Economic Survey: Cut red tape to fuel growth engine domestically
Faster economic growth requires continued reforms enabling small and medium enterprises to operate efficiently, the survey said.
The Indian economy has to unlock its growth potential from within with globalisation no longer being able to provide a tailwind — that is the central message of the Economic Survey 2024-25, and its first suggestion in this direction is to streamline governing processes through deregulation at every level of governance and allow entrepreneurship to grow. The document termed this “getting out of the way”.

It proposed deregulation to help micro, small and medium enterprises (MSMEs) grow. “Deregulation is about removing the fear of growth in micro, medium and small enterprises. And this is about the plumbing nuts and bolts of deregulation which are primarily there in the state and local government space,” Chief Economic Adviser V Anantha Nageswaran said, explaining the difference between overall deregulation and Union government’s ease of doing business initiatives.
ALSO READ | Economic Survey moots easing of regulations in health, education sectors
The Economic Survey said deregulation will reinvigorate the internal engine of growth. “The global economy is now transitioning to a phase where the traditional, fundamental policy levers that were once effective may no longer be applicable or even relevant. Across the world, the focus of policymaking globally has shifted inwards. The promise of shared benefits from a globalised world with open trade, free flow of capital and technology, and sanctity for rules of the game may be behind us. It is as unwelcome and unfortunate as it is real,” it said
The Economic Survey clarified that it was not suggesting that India close itself to the world. “However, given the uncertain global environment and fraught geopolitics, expectations of the external sector’s contribution to our economic growth must be realistic. Therefore, we need to intensify our efforts on the domestic front,” it added.

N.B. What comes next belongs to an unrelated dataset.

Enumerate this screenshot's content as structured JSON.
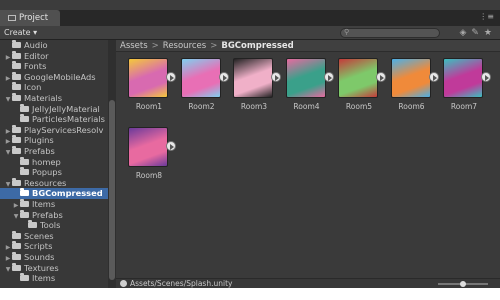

The faster economic growth that India needs is only possible if the Union and state governments continue to implement reforms that allow small and medium enterprises to operate efficiently and compete cost-effectively, the Survey said. By reducing excessive regulatory burdens, governments can help businesses become more efficient, reduce costs, and unlock new growth opportunities. Regulations increase the cost of all operational decisions in firms, it added.
Recognising that the government has implemented several policies and initiatives over the last decade to support and promote the growth of MSMEs, the Economic Survey pointed at some challenges in the regulatory environment in the shape of “compliance burden” that has held back formalisation and labour productivity, limited employment growth, choked innovation and depressed growth.
It observed that there is a tendency for firms in India to remain small with the aim being to remain under the regulatory radar and steer clear of the rules, including labour and safety laws. It said the biggest casualties of this are job creation and worker welfare, which, ironically, most regulations were aimed at.
ALSO READ | Economic Survey 2025 calls for ‘health tax’ on ultra-processed foods
The Economic Survey 2024-25 outlined a step-wise process for states to systematically review regulations for their cost-effectiveness. The steps included identifying areas for deregulation, thoughtfully comparing the regulations with other states and countries and estimating the cost of each of these regulations on individual enterprises.
The survey highlights that Ease of Doing Business (EoDB) 2.0 should be a state government-led initiative focused on fixing the root causes behind the unease of doing business. It mentioned that in the next phase of EoDB, states must break new ground on liberalising standards and controls, setting legal safeguards for enforcement, reducing tariffs and fees, and applying risk-based regulation.
“The need to find growth avenues in an export-challenged, environment-challenged, energy-challenged, and emissions-challenged world means we need to act on deregulation with a greater sense of urgency. Without deregulation, other policy initiatives will not deliver on their desired goals. By empowering small businesses, enhancing economic freedom, and ensuring a level playing field, governments can help create an environment where growth and innovation are not only possible but inevitable. India’s growth aspirations require nothing less,” it said.